Government's efforts towards consolidating fiscal decentralisation will focus on strengthening the provincial finance commission, developing MIS to monitor releases to the local governments, revision of delegation of financial power rules, beefing up the procurement and contracting systems and strengthening internal control systems within line departments.
According to sources in the Ministry of Finance, the successful implementation of devolution was dependent to a large extent on the capacity of local government institutions and the quality of officials working in the local governments. Budgeting, planning, monitoring, financial management, accounting and auditing are some of the key areas where capacity-building efforts would continue in the future.
Due to shifting of executive functions from the province to the district and tehsil, the provincial departments will have to redefine their roles to enable local government institutions to play their due role.
According to the sources, governance reforms and devolution of power to the grassroots level were initiated to alleviate poverty through elected and accountable local governments by strengthening the political, administrative and financial structures at the local level.

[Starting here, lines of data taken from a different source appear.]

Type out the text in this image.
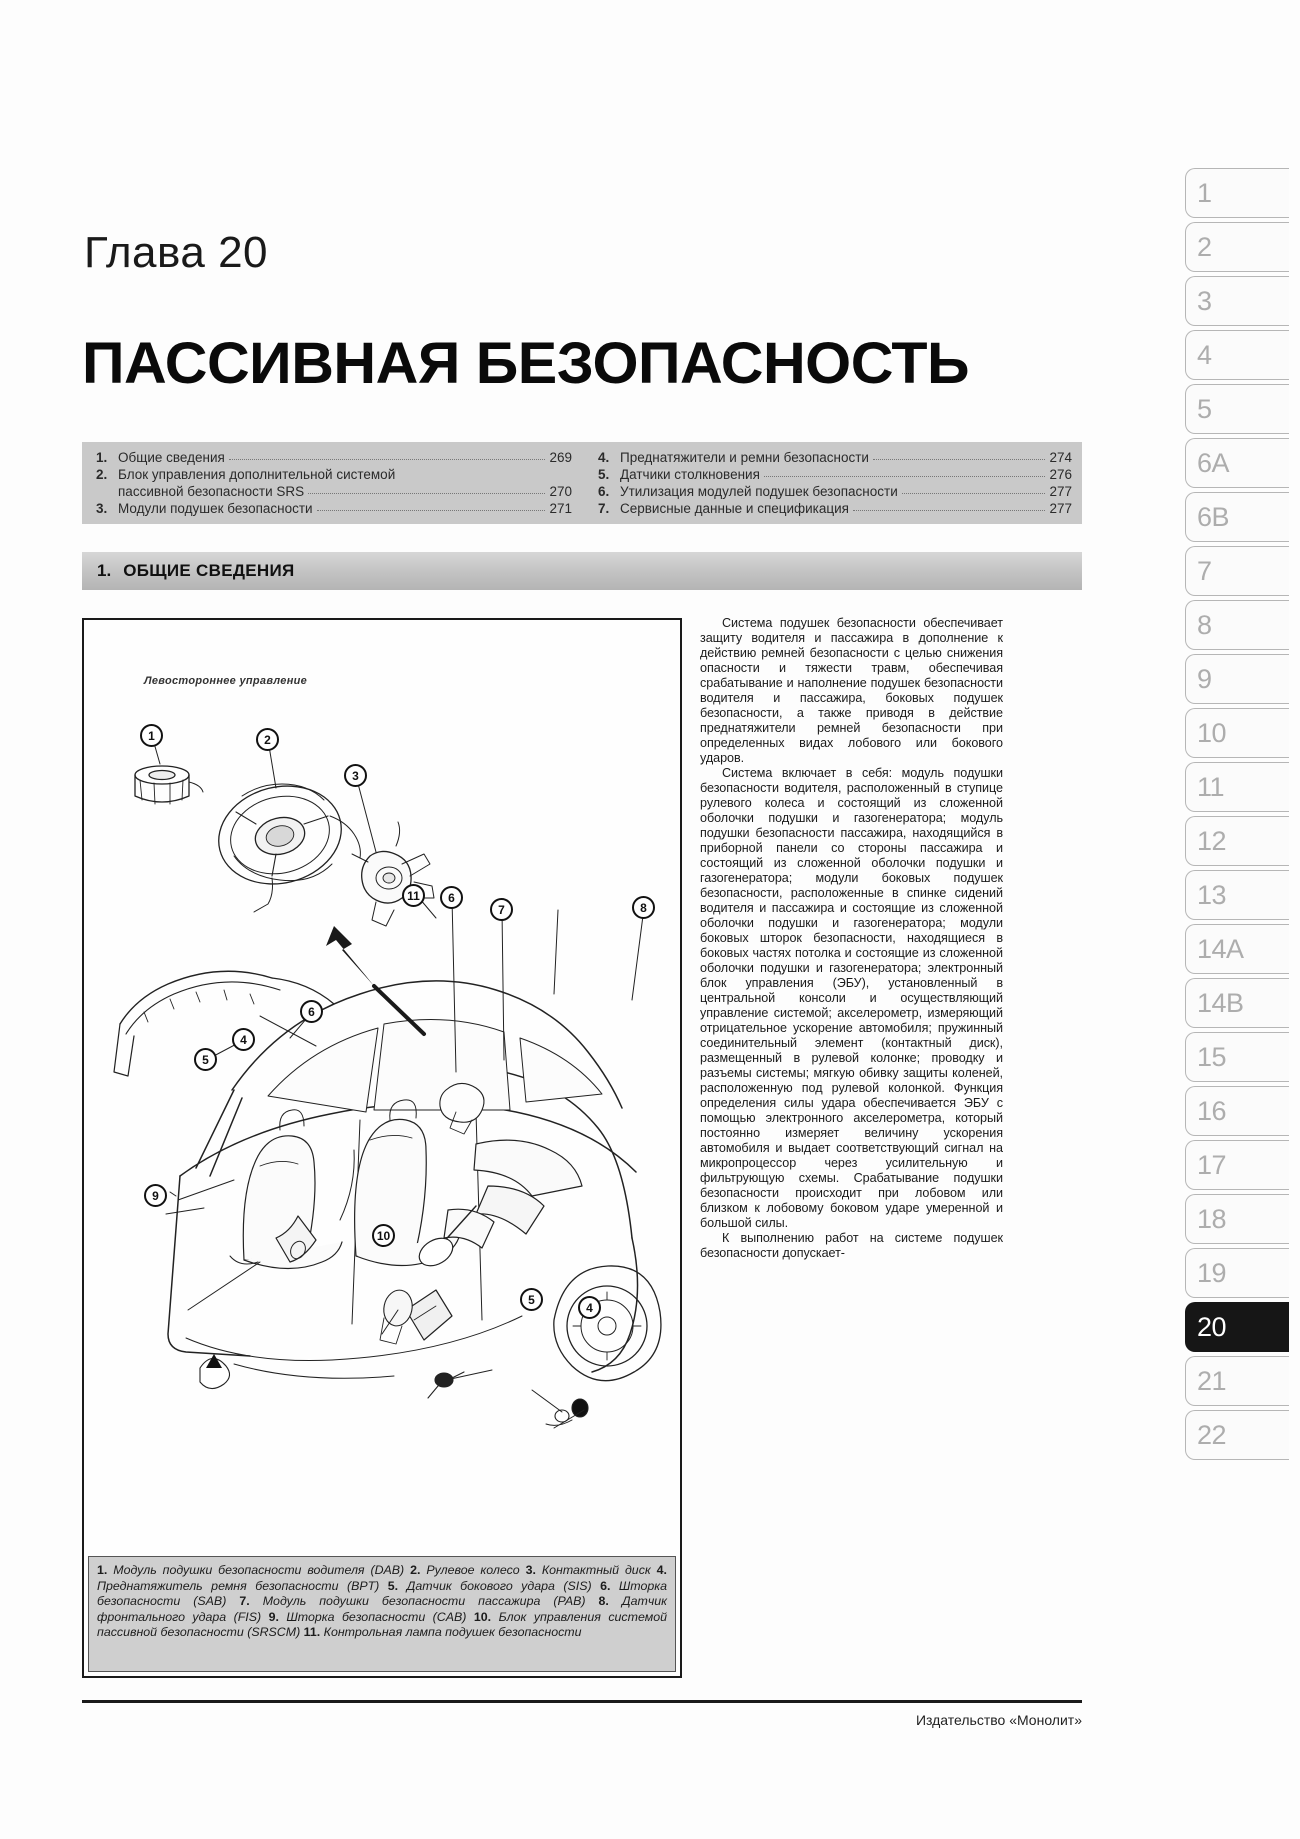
Глава 20
ПАССИВНАЯ БЕЗОПАСНОСТЬ
1. Общие сведения	269
2. Блок управления дополнительной системой
пассивной безопасности SRS	270
3. Модули подушек безопасности	271
4. Преднатяжители и ремни безопасности	274
5. Датчики столкновения	276
6. Утилизация модулей подушек безопасности	277
7. Сервисные данные и спецификация	277
1. ОБЩИЕ СВЕДЕНИЯ
Левостороннее управление
1	2
3
11	6
7	8
6
4
5
9
10
5
4
1. Модуль подушки безопасности водителя (DAB) 2. Рулевое колесо 3. Контактный диск 4. Преднатяжитель ремня безопасности (BPT) 5. Датчик бокового удара (SIS) 6. Шторка безопасности (SAB) 7. Модуль подушки безопасности пассажира (PAB) 8. Датчик фронтального удара (FIS) 9. Шторка безопасности (CAB) 10. Блок управления системой пассивной безопасности (SRSCM) 11. Контрольная лампа подушек безопасности

Система подушек безопасности обеспечивает защиту водителя и пассажира в дополнение к действию ремней безопасности с целью снижения опасности и тяжести травм, обеспечивая срабатывание и наполнение подушек безопасности водителя и пассажира, боковых подушек безопасности, а также приводя в действие преднатяжители ремней безопасности при определенных видах лобового или бокового ударов.

Система включает в себя: модуль подушки безопасности водителя, расположенный в ступице рулевого колеса и состоящий из сложенной оболочки подушки и газогенератора; модуль подушки безопасности пассажира, находящийся в приборной панели со стороны пассажира и состоящий из сложенной оболочки подушки и газогенератора; модули боковых подушек безопасности, расположенные в спинке сидений водителя и пассажира и состоящие из сложенной оболочки подушки и газогенератора; модули боковых шторок безопасности, находящиеся в боковых частях потолка и состоящие из сложенной оболочки подушки и газогенератора; электронный блок управления (ЭБУ), установленный в центральной консоли и осуществляющий управление системой; акселерометр, измеряющий отрицательное ускорение автомобиля; пружинный соединительный элемент (контактный диск), размещенный в рулевой колонке; проводку и разъемы системы; мягкую обивку защиты коленей, расположенную под рулевой колонкой. Функция определения силы удара обеспечивается ЭБУ с помощью электронного акселерометра, который постоянно измеряет величину ускорения автомобиля и выдает соответствующий сигнал на микропроцессор через усилительную и фильтрующую схемы. Срабатывание подушки безопасности происходит при лобовом или близком к лобовому боковом ударе умеренной и большой силы.

К выполнению работ на системе подушек безопасности допускает-

Издательство «Монолит»
1
2
3
4
5
6A
6B
7
8
9
10
11
12
13
14A
14B
15
16
17
18
19
20
21
22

Devolution and the strategy adopted for implementation has been effective as the service delivery indicators for the first term of local governments have shown positive trends, whereas the social sector indicators were declining or stagnant in the pre-devolution period. The devolution process requires concerted efforts and intelligent use of available resources to reap the benefits of new governance paradigm in the country.
The federal and provincial governments are pursuing medium and long-term strategies to consolidate devolution and governance reforms. The sources said the delivery of basic social services like education and health was a central theme of poverty reduction. Expanding inclusive service delivery was critical to achieving the millennium development goals and maximising the gains from the upcoming demographic dividend.

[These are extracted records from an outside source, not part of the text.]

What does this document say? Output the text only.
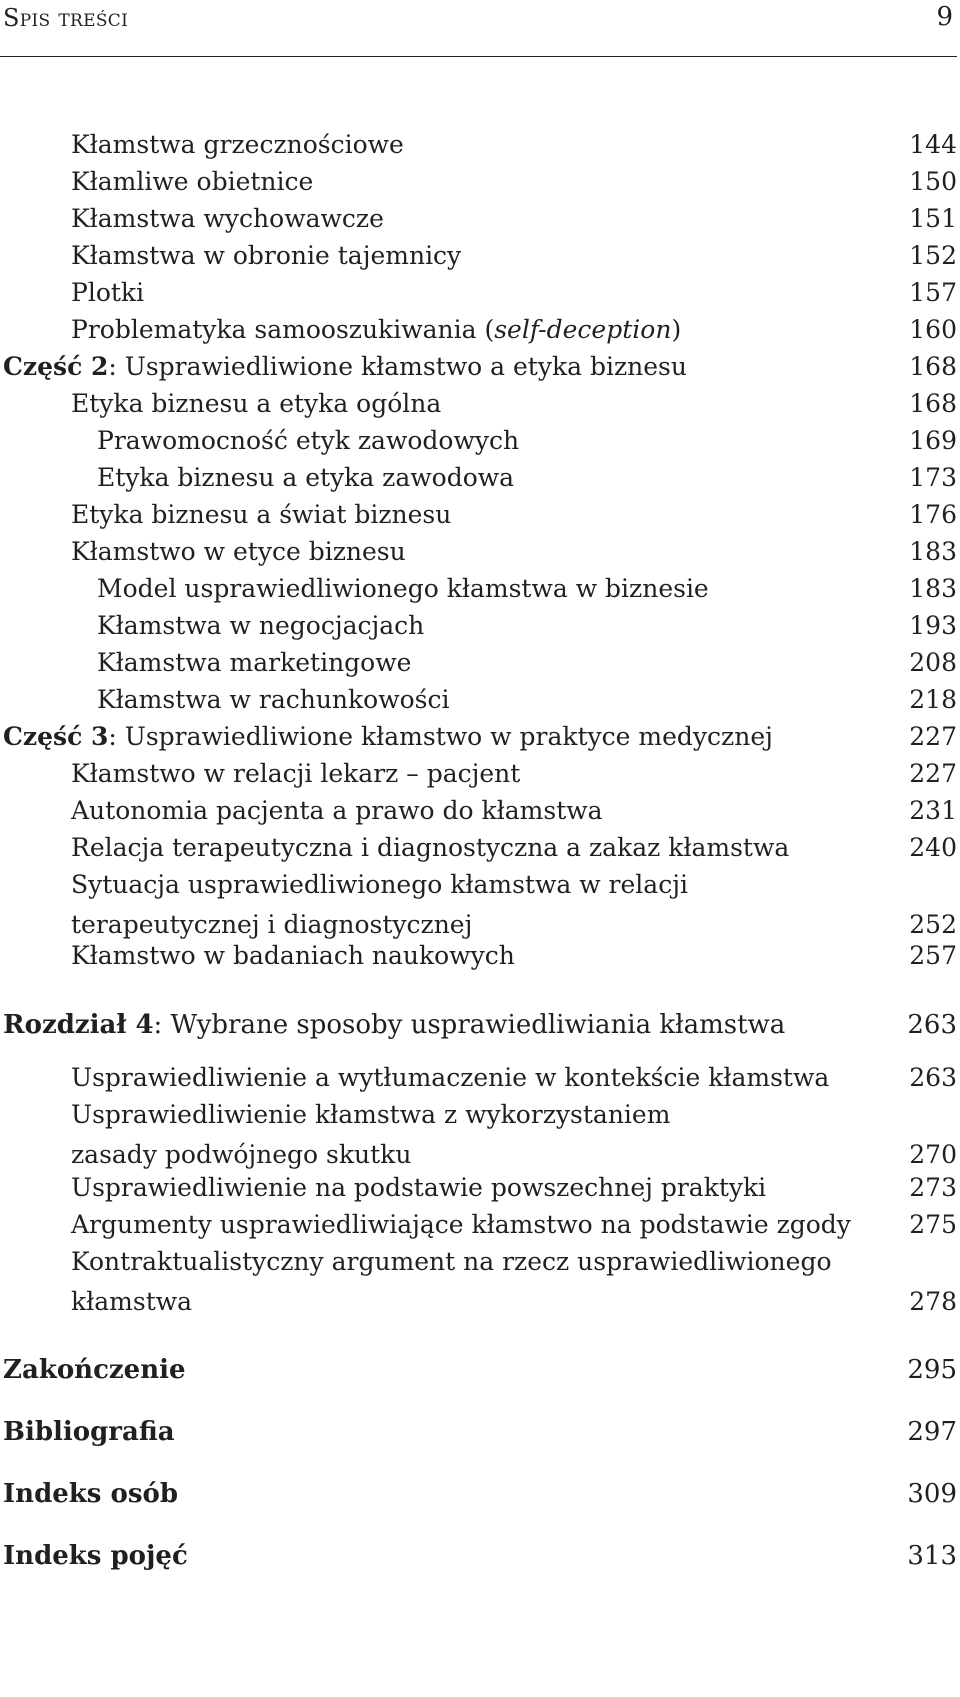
Spis treści	9
Kłamstwa grzecznościowe	144
Kłamliwe obietnice	150
Kłamstwa wychowawcze	151
Kłamstwa w obronie tajemnicy	152
Plotki	157
Problematyka samooszukiwania (self-deception)	160
Część 2: Usprawiedliwione kłamstwo a etyka biznesu	168
Etyka biznesu a etyka ogólna	168
Prawomocność etyk zawodowych	169
Etyka biznesu a etyka zawodowa	173
Etyka biznesu a świat biznesu	176
Kłamstwo w etyce biznesu	183
Model usprawiedliwionego kłamstwa w biznesie	183
Kłamstwa w negocjacjach	193
Kłamstwa marketingowe	208
Kłamstwa w rachunkowości	218
Część 3: Usprawiedliwione kłamstwo w praktyce medycznej	227
Kłamstwo w relacji lekarz – pacjent	227
Autonomia pacjenta a prawo do kłamstwa	231
Relacja terapeutyczna i diagnostyczna a zakaz kłamstwa	240
Sytuacja usprawiedliwionego kłamstwa w relacji
terapeutycznej i diagnostycznej	252
Kłamstwo w badaniach naukowych	257
Rozdział 4: Wybrane sposoby usprawiedliwiania kłamstwa	263
Usprawiedliwienie a wytłumaczenie w kontekście kłamstwa	263
Usprawiedliwienie kłamstwa z wykorzystaniem
zasady podwójnego skutku	270
Usprawiedliwienie na podstawie powszechnej praktyki	273
Argumenty usprawiedliwiające kłamstwo na podstawie zgody 275
Kontraktualistyczny argument na rzecz usprawiedliwionego
kłamstwa	278
Zakończenie	295
Bibliografia	297
Indeks osób	309
Indeks pojęć	313
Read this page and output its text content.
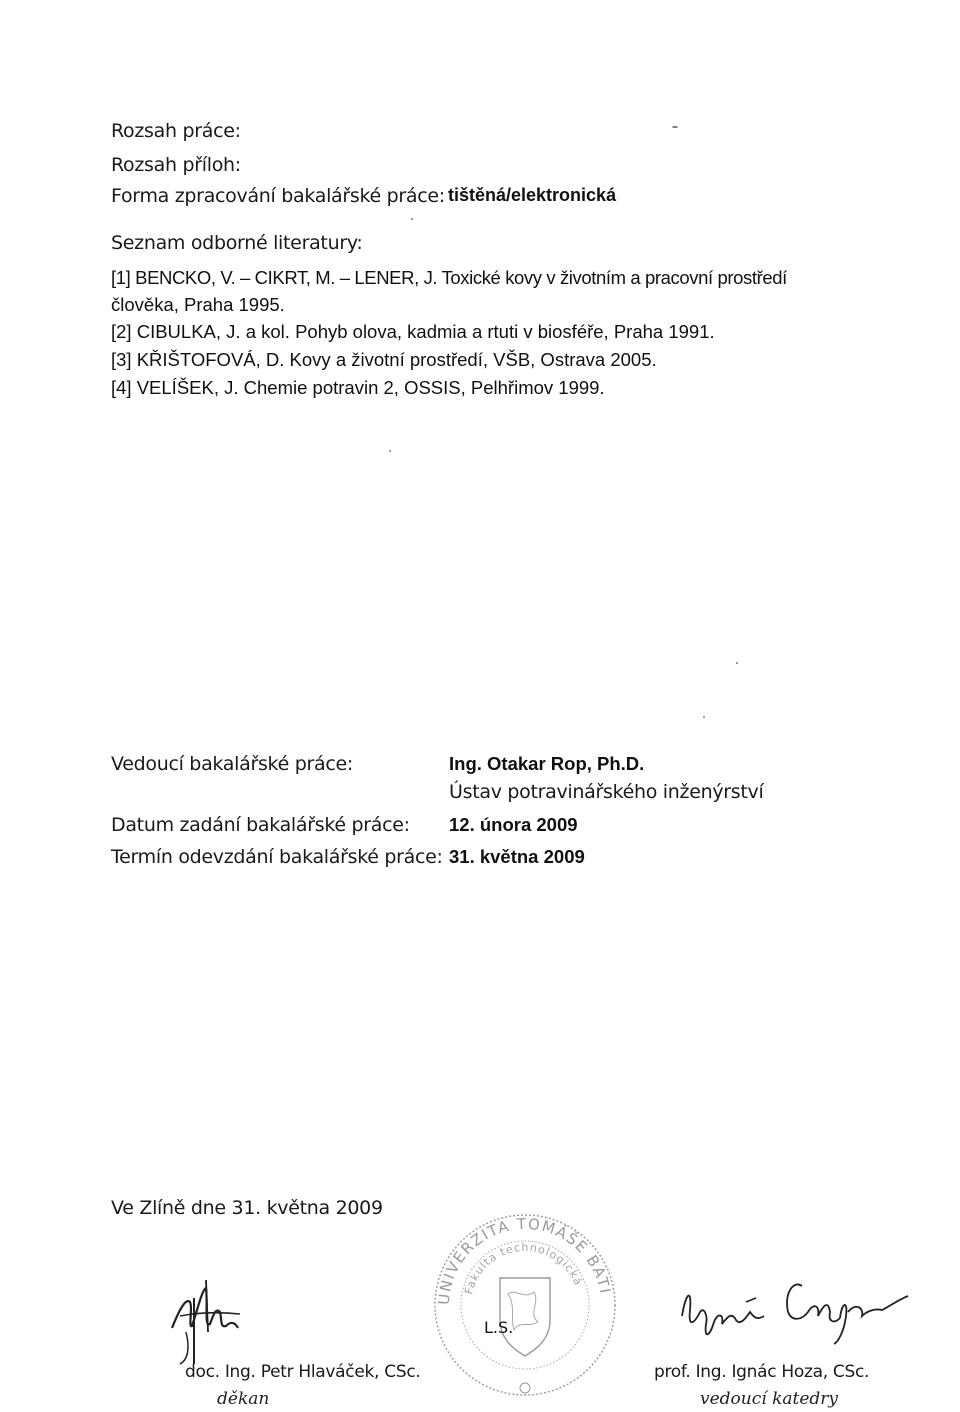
Rozsah práce:
Rozsah příloh:
Forma zpracování bakalářské práce: tištěná/elektronická
Seznam odborné literatury:
[1] BENCKO, V. – CIKRT, M. – LENER, J. Toxické kovy v životním a pracovní prostředí
člověka, Praha 1995.
[2] CIBULKA, J. a kol. Pohyb olova, kadmia a rtuti v biosféře, Praha 1991.
[3] KŘIŠTOFOVÁ, D. Kovy a životní prostředí, VŠB, Ostrava 2005.
[4] VELÍŠEK, J. Chemie potravin 2, OSSIS, Pelhřimov 1999.
Vedoucí bakalářské práce:	Ing. Otakar Rop, Ph.D.
Ústav potravinářského inženýrství
Datum zadání bakalářské práce: 12. února 2009
Termín odevzdání bakalářské práce: 31. května 2009
Ve Zlíně dne 31. května 2009
doc. Ing. Petr Hlaváček, CSc.
děkan
UNIVERZITA TOMÁŠE BATI VE ZLÍNĚ
Fakulta technologická
L.S.
Ignác Hoza
prof. Ing. Ignác Hoza, CSc.
vedoucí katedry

The main responsibility of improving delivery of social services like education and health now lies with the provincial and district governments. Government's effort in the next 3-5 years will focus on better aligning accountabilities, expenditures, resources, administrative and policy functions across the different tiers of governance, in order to improve social service delivery.
The increased spending on the education sector during the last five years combined with better service delivery at the grassroots level, as a result of devolution, has resulted in improved outcomes in the education sector.

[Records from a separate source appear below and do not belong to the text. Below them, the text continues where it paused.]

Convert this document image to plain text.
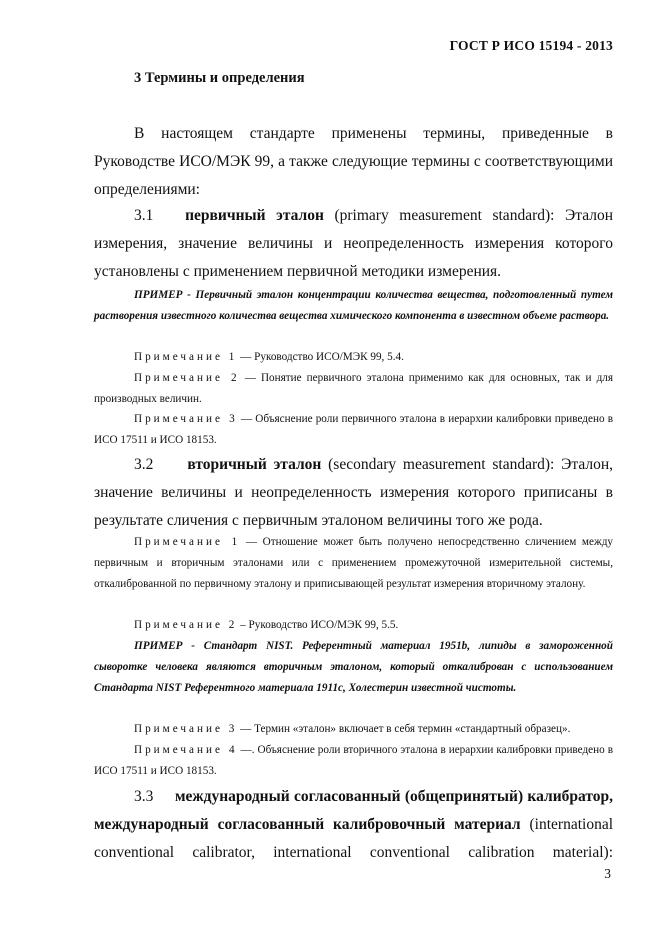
ГОСТ Р ИСО 15194 - 2013
3 Термины и определения

В настоящем стандарте применены термины, приведенные в Руководстве ИСО/МЭК 99, а также следующие термины с соответствующими определениями:

3.1 первичный эталон (primary measurement standard): Эталон измерения, значение величины и неопределенность измерения которого установлены с применением первичной методики измерения.

ПРИМЕР - Первичный эталон концентрации количества вещества, подготовленный путем растворения известного количества вещества химического компонента в известном объеме раствора.

Примечание 1 — Руководство ИСО/МЭК 99, 5.4.

Примечание 2 — Понятие первичного эталона применимо как для основных, так и для производных величин.

Примечание 3 — Объяснение роли первичного эталона в иерархии калибровки приведено в ИСО 17511 и ИСО 18153.

3.2 вторичный эталон (secondary measurement standard): Эталон, значение величины и неопределенность измерения которого приписаны в результате сличения с первичным эталоном величины того же рода.

Примечание 1 — Отношение может быть получено непосредственно сличением между первичным и вторичным эталонами или с применением промежуточной измерительной системы, откалиброванной по первичному эталону и приписывающей результат измерения вторичному эталону.

Примечание 2 – Руководство ИСО/МЭК 99, 5.5.

ПРИМЕР - Стандарт NIST. Референтный материал 1951b, липиды в замороженной сыворотке человека являются вторичным эталоном, который откалиброван с использованием Стандарта NIST Референтного материала 1911c, Холестерин известной чистоты.

Примечание 3 — Термин «эталон» включает в себя термин «стандартный образец».

Примечание 4 —. Объяснение роли вторичного эталона в иерархии калибровки приведено в ИСО 17511 и ИСО 18153.

3.3 международный согласованный (общепринятый) калибратор, международный согласованный калибровочный материал (international conventional calibrator, international conventional calibration material):

3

Future governance reforms in the education sector will focus on transparent criteria for teachers recruitment, decentralising the schools management committees (SMCs) or parents teacher associations (PTAs) and reaffirmation of their role in school management and in monitoring and curbing teachers' absenteeism. In the health sector, the medium-term strategy of the government aims at raising public sector health expenditures through focus on preventive programmes.
This approach provides a clear shift from curative to preventive health care especially for disadvantaged and weaker sections of society, living in the rural areas. It aims at promoting gender equity through targeted interventions like deployment of lady health workers (LHWs) and improvements in maternal and pre-natal health care.